Saturday, April 07, 2007

Chicken Kiev Race

Chicken race was a perilous game among youngsters in the US during the 1950s, said to originate from East European immigrants. The game models two car drivers, both headed towards each other at high speed. The first to swerve away yields to the other. If neither player swerves, the result is a potentially fatal head-on collision.

Chicken race is an influential model of conflict for two players in game theory.
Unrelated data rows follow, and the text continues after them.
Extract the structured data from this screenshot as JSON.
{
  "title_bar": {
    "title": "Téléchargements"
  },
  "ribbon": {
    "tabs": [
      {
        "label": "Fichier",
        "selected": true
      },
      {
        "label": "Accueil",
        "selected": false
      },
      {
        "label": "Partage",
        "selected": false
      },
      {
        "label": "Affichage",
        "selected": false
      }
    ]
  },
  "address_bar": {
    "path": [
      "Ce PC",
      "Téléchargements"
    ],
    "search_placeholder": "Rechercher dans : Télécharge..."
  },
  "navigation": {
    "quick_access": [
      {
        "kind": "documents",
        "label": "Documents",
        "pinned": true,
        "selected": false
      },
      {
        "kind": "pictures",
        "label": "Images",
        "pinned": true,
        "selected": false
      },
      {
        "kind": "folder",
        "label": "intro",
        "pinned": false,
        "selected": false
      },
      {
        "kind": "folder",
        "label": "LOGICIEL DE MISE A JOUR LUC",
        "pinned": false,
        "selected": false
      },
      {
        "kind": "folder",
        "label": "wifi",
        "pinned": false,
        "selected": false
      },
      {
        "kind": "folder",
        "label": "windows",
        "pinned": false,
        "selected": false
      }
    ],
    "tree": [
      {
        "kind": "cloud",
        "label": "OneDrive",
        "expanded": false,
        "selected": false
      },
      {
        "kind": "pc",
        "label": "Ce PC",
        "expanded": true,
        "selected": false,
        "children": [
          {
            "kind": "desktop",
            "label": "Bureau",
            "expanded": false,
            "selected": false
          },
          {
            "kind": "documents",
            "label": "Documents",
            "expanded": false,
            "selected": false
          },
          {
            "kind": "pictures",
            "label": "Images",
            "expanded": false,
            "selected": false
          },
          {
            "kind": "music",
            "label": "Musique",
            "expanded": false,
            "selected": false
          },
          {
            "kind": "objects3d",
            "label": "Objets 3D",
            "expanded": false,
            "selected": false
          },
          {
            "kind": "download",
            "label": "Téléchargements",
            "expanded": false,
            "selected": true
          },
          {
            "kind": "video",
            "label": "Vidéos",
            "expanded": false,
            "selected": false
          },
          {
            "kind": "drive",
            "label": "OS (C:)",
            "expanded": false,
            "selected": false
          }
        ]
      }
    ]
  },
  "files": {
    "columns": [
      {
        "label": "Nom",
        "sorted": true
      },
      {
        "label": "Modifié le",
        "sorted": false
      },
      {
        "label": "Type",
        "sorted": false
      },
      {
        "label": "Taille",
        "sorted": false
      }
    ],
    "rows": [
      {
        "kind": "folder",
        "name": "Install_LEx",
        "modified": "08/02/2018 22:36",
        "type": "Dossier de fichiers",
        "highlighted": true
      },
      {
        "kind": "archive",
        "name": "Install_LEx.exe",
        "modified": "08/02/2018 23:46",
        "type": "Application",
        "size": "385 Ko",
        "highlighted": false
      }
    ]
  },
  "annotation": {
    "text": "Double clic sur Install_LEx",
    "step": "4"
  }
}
The principle of the game is that while each player prefers not to yield to the opponent, the outcome where neither player yields is the worst possible one for both players.

Chicken Kiev is a dish of boneless chicken breast pounded and rolled around cold unsalted butter, then breaded and fried.

Chicken Kiev is also the label used by the media for a speech made in Kiev in 1991 by then U.S. President George H.W. Bush. It was drafted by Condoleezza Rice and cautioned Ukrainians against "suicidal nationalism". A few months later, Ukrainians voted to withdraw from the Soviet Union.

Source: Wikipedia
As Ukraine's "Easter Crisis" continues, further comments seem superfluous. Instead, I wish all friends, colleagues, and readers out there a Happy Easter.


BEING HAD said...

I am not sure that this is a political crisis as much as a genuine popular adjustment. I was in Kiev briefly last year and basically all of the people I spoke to there were in agreement that they did not like their current European attachments. I think a real issue is that the west has been a little fast in believing in an overwhelming and popular acceptance of its policies in the former USSR. I also think Western democratization types have been using the "Orange Revolution" as a personal confirmation that their own way of life really is the best possible system. Finding out that Ukrainians and Belarusians don't believe in it must be a bit of a shock.

jess said...

Glad Påsk :)

Vilhelm Konnander said...

Dear Being Had,

It is quite obvious that western politicians and policymakers are quite out of touch with developments in the FSU. Their perspective is still far too state-centric and ideological. When it comes to finance, it's just a question of petty money. Making the connection is far too difficult for most observers. Should one thus wonder that there are misunderstandings and surprises for the West?



Vilhelm Konnander said...

Dear Jess,

Happy Easter to you too. I hope Dante is feeling better by now.